E in un modo del tutto speciale, in una visione che vede le ville patrimonio dell’umanità dialogare con il territorio perché la contemplazione della bellezza antica deve procedere assieme a un rinnovato sviluppo culturale ed economico, di cui il pizzutello può essere linfa ed energia per il futuro.
Prove (riuscite) di dialogo tra la bellezza antica e il territorio
La manifestazione ha avuto il patrocinio dell’Arsial, Agenzia Regionale per lo Sviluppo e l’Innovazione dell’Agricoltura del Lazio e del Comune di Tivoli e si è svolta in collaborazione con l’Associazione Italiana di Architettura del Paesaggio e dell’Associazione Agraria Cooperativa tra Proprietari e Utilisti di Orti Irrigui in Tivoli. Questa struttura è nata da circa un anno con l’intento di custodire gli antichi canali di irrigazione e promuovere appunto la coltivazione di questa eccellenza tiburtina che è il pizzutello. I cui vitigni, disposti a gradoni per assecondare le naturali irregolarità del suolo, si arrampicano su pergole che qualcuno in tempi moderni ha costruito in cemento ma che invece vanno fatte di canne e castagno come si usava una volta. Il pizzutello vuole molta acqua (in zona ce n’è in abbondanza) e le sue radici scendono fino a 80 metri nel suolo.
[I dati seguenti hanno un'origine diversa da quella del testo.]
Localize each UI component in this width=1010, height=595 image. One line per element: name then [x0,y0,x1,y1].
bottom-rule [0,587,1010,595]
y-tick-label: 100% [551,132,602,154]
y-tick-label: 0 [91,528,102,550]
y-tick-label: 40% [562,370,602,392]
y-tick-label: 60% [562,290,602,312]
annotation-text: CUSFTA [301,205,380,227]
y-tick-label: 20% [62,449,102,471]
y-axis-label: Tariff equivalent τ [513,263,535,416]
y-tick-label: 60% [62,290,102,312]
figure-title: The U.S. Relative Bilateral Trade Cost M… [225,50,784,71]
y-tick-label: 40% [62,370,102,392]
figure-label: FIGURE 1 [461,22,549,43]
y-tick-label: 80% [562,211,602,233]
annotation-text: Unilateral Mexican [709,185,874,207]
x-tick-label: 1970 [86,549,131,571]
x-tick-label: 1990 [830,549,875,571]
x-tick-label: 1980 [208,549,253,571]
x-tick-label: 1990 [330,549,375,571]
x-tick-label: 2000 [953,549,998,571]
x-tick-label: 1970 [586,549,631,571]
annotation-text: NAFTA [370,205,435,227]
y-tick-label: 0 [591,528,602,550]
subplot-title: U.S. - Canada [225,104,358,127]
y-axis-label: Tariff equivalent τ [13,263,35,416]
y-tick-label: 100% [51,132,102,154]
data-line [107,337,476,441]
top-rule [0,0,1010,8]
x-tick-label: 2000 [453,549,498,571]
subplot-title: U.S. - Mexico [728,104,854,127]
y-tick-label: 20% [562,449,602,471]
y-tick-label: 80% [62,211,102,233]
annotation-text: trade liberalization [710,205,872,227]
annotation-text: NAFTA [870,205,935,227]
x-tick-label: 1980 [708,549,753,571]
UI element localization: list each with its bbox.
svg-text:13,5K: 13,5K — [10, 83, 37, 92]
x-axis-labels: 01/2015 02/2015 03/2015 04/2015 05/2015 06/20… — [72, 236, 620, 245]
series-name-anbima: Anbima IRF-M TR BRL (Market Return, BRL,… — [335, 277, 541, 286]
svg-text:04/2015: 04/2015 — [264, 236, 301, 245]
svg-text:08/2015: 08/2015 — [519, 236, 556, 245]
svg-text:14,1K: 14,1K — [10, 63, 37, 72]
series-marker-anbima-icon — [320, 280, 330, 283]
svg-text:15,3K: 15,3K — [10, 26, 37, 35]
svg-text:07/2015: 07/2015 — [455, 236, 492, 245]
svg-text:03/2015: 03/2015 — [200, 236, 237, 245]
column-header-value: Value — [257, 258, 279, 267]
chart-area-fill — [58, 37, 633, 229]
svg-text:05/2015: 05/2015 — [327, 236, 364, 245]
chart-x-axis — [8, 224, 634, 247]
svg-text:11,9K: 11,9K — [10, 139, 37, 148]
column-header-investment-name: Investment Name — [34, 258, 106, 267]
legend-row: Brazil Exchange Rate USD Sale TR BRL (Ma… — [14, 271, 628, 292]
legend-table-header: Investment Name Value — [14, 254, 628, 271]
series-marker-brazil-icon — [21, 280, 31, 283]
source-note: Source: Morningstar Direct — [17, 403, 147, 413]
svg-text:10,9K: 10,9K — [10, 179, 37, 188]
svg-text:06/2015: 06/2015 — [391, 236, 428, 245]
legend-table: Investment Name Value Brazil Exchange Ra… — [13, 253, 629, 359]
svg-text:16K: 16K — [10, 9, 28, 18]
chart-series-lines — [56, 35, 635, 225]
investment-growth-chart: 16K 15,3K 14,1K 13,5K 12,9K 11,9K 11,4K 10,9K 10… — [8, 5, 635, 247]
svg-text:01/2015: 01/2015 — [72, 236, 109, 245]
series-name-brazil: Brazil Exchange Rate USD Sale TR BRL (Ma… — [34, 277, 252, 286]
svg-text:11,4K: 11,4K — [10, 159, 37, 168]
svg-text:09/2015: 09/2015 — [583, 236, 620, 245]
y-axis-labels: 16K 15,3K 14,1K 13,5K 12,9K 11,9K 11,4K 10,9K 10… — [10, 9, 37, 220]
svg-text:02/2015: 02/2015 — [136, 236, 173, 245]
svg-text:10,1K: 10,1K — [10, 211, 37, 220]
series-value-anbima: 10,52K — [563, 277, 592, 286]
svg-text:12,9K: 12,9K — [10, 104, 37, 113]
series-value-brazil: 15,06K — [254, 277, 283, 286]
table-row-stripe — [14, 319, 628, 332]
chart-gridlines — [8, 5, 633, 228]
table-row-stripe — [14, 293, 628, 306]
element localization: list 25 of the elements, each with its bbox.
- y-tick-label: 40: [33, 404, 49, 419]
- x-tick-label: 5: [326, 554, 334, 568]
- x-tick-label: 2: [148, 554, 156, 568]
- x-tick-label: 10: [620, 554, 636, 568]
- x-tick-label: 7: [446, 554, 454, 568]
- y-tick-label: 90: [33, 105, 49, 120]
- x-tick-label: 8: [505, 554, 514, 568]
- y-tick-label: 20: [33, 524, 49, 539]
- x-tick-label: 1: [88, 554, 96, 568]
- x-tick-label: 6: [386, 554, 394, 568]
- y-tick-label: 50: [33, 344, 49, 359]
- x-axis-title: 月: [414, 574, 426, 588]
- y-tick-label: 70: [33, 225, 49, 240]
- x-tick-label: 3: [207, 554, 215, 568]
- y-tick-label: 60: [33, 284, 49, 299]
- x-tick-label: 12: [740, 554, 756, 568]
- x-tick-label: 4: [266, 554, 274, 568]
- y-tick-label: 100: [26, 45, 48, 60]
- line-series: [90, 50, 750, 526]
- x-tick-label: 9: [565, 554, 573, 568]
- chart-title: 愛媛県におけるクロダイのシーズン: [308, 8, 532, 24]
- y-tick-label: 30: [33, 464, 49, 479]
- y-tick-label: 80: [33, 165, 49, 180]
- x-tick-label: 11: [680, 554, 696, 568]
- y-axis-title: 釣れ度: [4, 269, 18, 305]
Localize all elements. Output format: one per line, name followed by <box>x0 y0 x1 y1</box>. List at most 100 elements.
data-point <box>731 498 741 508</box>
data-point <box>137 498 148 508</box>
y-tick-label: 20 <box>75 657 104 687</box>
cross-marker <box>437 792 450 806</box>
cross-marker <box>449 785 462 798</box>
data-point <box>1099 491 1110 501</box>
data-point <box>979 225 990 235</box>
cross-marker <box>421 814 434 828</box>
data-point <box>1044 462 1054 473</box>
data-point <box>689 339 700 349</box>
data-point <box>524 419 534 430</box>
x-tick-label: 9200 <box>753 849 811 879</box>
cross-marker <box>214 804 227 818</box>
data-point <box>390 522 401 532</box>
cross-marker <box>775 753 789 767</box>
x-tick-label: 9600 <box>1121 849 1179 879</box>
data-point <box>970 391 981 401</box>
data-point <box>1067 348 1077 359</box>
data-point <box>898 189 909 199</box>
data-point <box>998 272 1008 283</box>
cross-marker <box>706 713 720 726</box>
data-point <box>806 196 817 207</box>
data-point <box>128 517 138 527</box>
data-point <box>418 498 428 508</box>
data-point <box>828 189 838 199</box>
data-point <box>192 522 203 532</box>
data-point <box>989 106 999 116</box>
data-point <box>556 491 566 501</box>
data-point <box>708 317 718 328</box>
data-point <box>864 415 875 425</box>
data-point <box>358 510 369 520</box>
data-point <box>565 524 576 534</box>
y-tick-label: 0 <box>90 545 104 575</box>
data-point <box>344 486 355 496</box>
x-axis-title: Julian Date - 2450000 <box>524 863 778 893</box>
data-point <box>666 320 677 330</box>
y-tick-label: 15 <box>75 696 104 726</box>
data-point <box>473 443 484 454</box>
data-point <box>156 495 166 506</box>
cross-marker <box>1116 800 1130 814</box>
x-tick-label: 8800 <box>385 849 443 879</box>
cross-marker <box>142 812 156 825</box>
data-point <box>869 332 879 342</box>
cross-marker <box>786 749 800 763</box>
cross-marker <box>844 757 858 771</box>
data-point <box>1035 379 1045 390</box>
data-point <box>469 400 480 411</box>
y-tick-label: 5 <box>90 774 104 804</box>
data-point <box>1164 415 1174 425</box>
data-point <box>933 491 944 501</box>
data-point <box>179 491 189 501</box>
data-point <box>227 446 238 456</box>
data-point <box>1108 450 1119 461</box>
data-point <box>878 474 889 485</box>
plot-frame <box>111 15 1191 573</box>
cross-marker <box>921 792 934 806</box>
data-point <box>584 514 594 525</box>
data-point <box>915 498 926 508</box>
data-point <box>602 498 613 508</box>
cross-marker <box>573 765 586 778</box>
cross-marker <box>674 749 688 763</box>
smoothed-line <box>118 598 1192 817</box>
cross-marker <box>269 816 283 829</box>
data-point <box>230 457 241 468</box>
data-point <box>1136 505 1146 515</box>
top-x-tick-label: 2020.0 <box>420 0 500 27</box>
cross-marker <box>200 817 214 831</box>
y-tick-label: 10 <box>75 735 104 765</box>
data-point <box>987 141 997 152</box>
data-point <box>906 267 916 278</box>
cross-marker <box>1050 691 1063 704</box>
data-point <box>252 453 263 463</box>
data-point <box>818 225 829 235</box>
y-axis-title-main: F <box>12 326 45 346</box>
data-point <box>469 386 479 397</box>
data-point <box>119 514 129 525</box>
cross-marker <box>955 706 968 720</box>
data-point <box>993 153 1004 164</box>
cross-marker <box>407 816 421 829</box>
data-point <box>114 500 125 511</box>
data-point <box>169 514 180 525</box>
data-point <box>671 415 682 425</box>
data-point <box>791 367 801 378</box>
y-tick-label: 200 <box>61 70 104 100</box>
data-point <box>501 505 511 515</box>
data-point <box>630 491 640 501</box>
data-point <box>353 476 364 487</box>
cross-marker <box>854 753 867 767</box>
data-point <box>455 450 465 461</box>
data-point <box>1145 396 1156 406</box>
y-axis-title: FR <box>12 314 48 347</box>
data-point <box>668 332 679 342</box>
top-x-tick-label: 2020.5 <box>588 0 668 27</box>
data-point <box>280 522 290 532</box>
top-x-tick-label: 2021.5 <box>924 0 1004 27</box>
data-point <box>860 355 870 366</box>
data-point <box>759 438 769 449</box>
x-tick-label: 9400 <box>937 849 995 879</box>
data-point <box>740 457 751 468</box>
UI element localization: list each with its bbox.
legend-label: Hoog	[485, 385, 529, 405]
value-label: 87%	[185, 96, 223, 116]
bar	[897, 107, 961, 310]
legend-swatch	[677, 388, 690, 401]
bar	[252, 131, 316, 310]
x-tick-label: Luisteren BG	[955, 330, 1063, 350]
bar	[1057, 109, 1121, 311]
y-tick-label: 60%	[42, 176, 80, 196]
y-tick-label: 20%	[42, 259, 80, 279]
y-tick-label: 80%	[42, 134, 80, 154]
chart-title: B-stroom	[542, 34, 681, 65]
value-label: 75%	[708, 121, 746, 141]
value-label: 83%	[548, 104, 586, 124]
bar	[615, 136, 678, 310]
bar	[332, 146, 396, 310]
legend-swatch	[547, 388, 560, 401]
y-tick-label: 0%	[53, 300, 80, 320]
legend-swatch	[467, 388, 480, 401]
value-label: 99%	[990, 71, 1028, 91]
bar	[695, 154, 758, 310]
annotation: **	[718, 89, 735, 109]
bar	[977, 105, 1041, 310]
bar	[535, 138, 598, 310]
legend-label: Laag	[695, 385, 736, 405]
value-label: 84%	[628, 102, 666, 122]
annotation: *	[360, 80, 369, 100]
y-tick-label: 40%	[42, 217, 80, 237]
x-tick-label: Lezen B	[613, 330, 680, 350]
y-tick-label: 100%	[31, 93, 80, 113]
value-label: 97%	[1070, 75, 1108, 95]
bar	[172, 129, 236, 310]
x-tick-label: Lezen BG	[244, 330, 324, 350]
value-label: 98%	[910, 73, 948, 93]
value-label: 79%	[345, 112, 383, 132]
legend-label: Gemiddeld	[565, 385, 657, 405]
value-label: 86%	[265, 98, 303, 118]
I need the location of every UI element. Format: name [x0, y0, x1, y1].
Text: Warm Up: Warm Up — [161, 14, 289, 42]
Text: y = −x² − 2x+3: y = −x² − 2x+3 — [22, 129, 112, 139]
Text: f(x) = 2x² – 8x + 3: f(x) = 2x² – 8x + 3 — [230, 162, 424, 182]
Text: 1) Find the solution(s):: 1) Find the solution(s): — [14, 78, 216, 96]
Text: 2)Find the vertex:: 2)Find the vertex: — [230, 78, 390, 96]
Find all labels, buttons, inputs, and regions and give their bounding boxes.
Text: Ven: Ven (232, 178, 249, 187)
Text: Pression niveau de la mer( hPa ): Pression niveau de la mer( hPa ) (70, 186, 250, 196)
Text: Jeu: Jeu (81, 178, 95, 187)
Uva, arte, archeologia, cultura, tradizione: fare rete per il futuro
Ripristinare l’uva del cardinale significa dunque curare il territorio, salvando pure quanto resta del fragile paesaggio agrario tiburtino, in un mosaico di eccellenze di diversi tasselli, arte, archeologica, agricoltura, cultura, in una bella connessione che dia forza alla comunità tutta e che possa creare reddito e ricchezza, come una volta, quando il pizzutello era protagonista della festa dell’uva che ogni anno si teneva a Roma.
Fare rete, dunque, capire le criticità intervenendo di conseguenza e sottolineare potenziandoli tutti gli elementi positivi.
Così, ecco che da un po’ nelle pendici di Villa d’Este c’è un appezzamento di terra, gli orti estensi, in cui i vitigni di pizzutello hanno ripreso a regalare l’uva, con quel gusto antico assolutamente perfetto per quello di oggi.
Ma un altro obiettivo è: ripristinare l’ex vigna dei Votani, nell’area del Santuario, zona dove nell’anno 138 furono martirizzati una santa molto amata a Tivoli Sinforosa, e i suoi sette figli.
Oggi si notano colonnette su cui venivano fissate le pergole dei vitigni del pizzutello, ottenute con materiale di recupero proveniente dal Santuario. La prima fase del progetto inizierà con il restauro delle colonnette per poi partire e mettere su la vigna, un’occasione di cooperazione tra i vari soggetti coinvolti nel rispetto del vecchio paesaggio.
Certo, ci vorrà un po’ di tempo. Una volta piantate le viti, dovranno passare 3-4 anni per assaporare i chicchi lunghi dell’uva corna. Ma ne vale assolutamente la pena.